To access unproduced oil of the BPS, high-pressure CO2 may be used to enhance the diffusion flow in the matrix and keep the viscous flow in the fractures under reservoir temperature and pressure conditions (e.g., 5000 psi and 230°F). Core samples were collected from two wells, representing the Upper Bakken shale, Middle Bakken mixed clastic carbonate, Lower Bakken shale, and the mixed clastic carbonate Three Forks Formation. Detailed core analyses were performed to determine the petrographic and petrophysical properties of these units. Ten samples were selected for pore-size distribution (PSD) measurement, and 21 samples (11-mm-diameter rods) were used for 24-hour CO2 exposures and hydrocarbon recovery experiments. These experiments were conducted as CO2 "bathing" (rather than "flow-through" tests) and were aimed at increasing our understanding of the changes in microstructure and diffusion flowability within these tight geologic formations.

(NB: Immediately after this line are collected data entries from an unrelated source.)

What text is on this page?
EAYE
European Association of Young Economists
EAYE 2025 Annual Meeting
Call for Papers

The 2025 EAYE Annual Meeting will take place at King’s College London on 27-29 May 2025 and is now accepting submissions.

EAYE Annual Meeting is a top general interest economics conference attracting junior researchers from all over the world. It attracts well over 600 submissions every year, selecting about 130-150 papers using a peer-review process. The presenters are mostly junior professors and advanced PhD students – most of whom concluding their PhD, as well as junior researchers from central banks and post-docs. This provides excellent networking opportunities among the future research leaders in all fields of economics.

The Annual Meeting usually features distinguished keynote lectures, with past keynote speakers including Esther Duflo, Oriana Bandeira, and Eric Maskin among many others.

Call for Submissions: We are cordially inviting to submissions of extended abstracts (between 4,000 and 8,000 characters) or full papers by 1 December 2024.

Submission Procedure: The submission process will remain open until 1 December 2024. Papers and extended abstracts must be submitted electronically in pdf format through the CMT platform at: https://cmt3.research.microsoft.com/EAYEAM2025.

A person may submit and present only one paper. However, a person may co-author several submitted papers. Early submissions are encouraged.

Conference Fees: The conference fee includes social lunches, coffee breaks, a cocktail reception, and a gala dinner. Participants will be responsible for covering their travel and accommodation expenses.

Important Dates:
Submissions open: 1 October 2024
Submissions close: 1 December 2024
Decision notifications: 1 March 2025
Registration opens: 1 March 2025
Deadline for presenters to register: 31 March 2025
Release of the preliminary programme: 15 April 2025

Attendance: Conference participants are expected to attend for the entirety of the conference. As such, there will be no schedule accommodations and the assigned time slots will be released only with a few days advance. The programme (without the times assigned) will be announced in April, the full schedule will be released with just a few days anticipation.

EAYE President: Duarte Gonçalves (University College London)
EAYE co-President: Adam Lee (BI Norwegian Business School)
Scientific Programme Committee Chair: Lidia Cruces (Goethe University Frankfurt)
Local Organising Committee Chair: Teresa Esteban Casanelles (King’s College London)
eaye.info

CO2 exposure and hydrocarbon extraction clearly showed the improvement of diffusion flow in all of the BPS samples tested. Upper and Lower Bakken shale samples, characterized by generally high total organic carbon content (TOC ~12–15 wt%) and small pore size (~3–8 nm), yielded approximately 60% of the present mature hydrocarbon at the end of the 24-hour exposure. Middle Bakken and Three Forks samples, characterized by lower TOC content (<0.5 wt%) and moderate pore size (~10–80 nm), provided more favorable flow conditions for CO2 and hydrocarbons, yielding approximately 90% of the mature hydrocarbon content. As all experiments were conducted at reservoir conditions, the results demonstrate that molecular diffusion plays a significant role in the mobilization of oil in tight reservoirs.

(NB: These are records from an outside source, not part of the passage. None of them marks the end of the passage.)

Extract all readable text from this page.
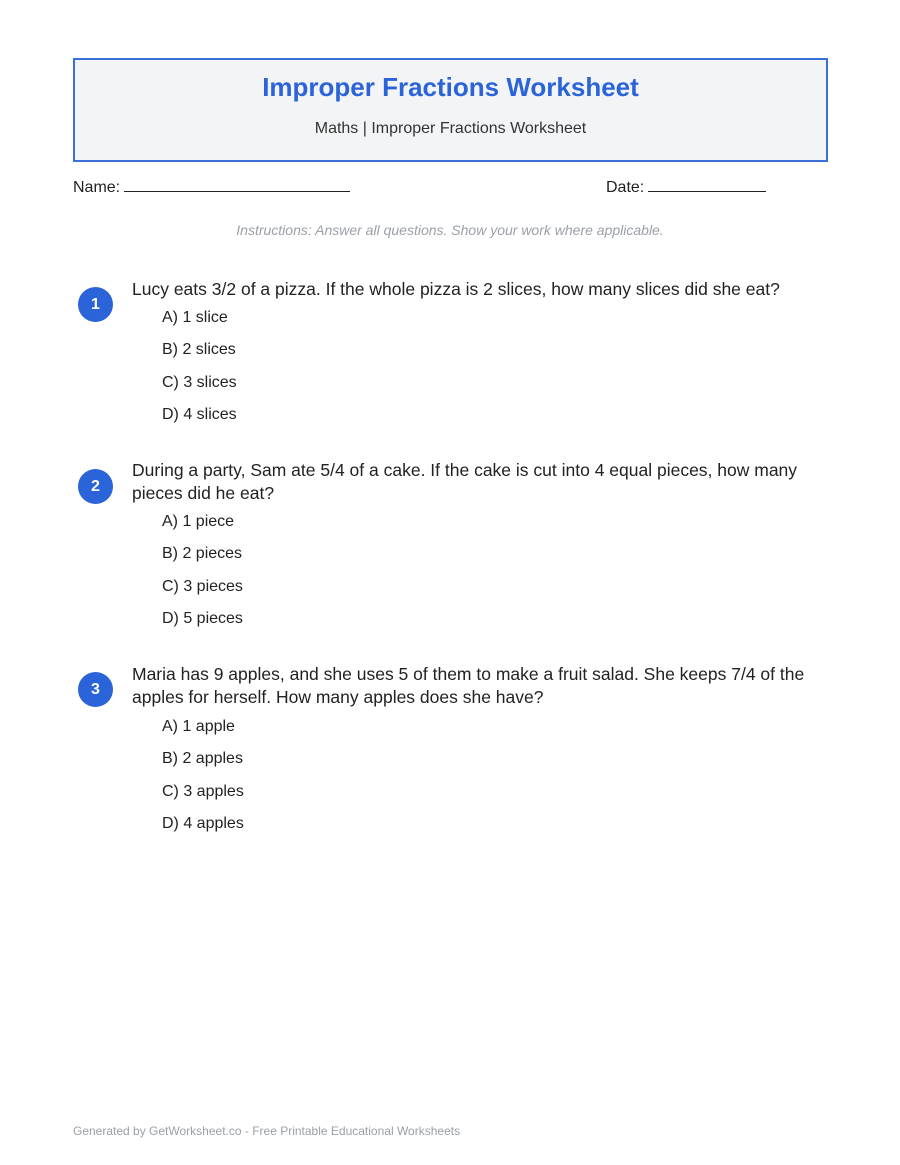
Improper Fractions Worksheet
Maths | Improper Fractions Worksheet
Name:	Date:
Instructions: Answer all questions. Show your work where applicable.
1
Lucy eats 3/2 of a pizza. If the whole pizza is 2 slices, how many slices did she eat?
A) 1 slice
B) 2 slices
C) 3 slices
D) 4 slices
2
During a party, Sam ate 5/4 of a cake. If the cake is cut into 4 equal pieces, how many pieces did he eat?
A) 1 piece
B) 2 pieces
C) 3 pieces
D) 5 pieces
3
Maria has 9 apples, and she uses 5 of them to make a fruit salad. She keeps 7/4 of the apples for herself. How many apples does she have?
A) 1 apple
B) 2 apples
C) 3 apples
D) 4 apples
Generated by GetWorksheet.co - Free Printable Educational Worksheets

CO2 greatly enhances the diffusion process to improve hydrocarbon transport in the tight matrix. This observation is especially useful for densely fractured formations (high surface area-to-volume ratio) where 1) CO2 has greater areal contact with the reservoir, enabling CO2 diffusion into the matrix and hydrocarbon diffusion out of the matrix to occur more efficiently (increasing recoverable reserves) and 2) the fracture networks assist in alleviating potential injectivity challenges.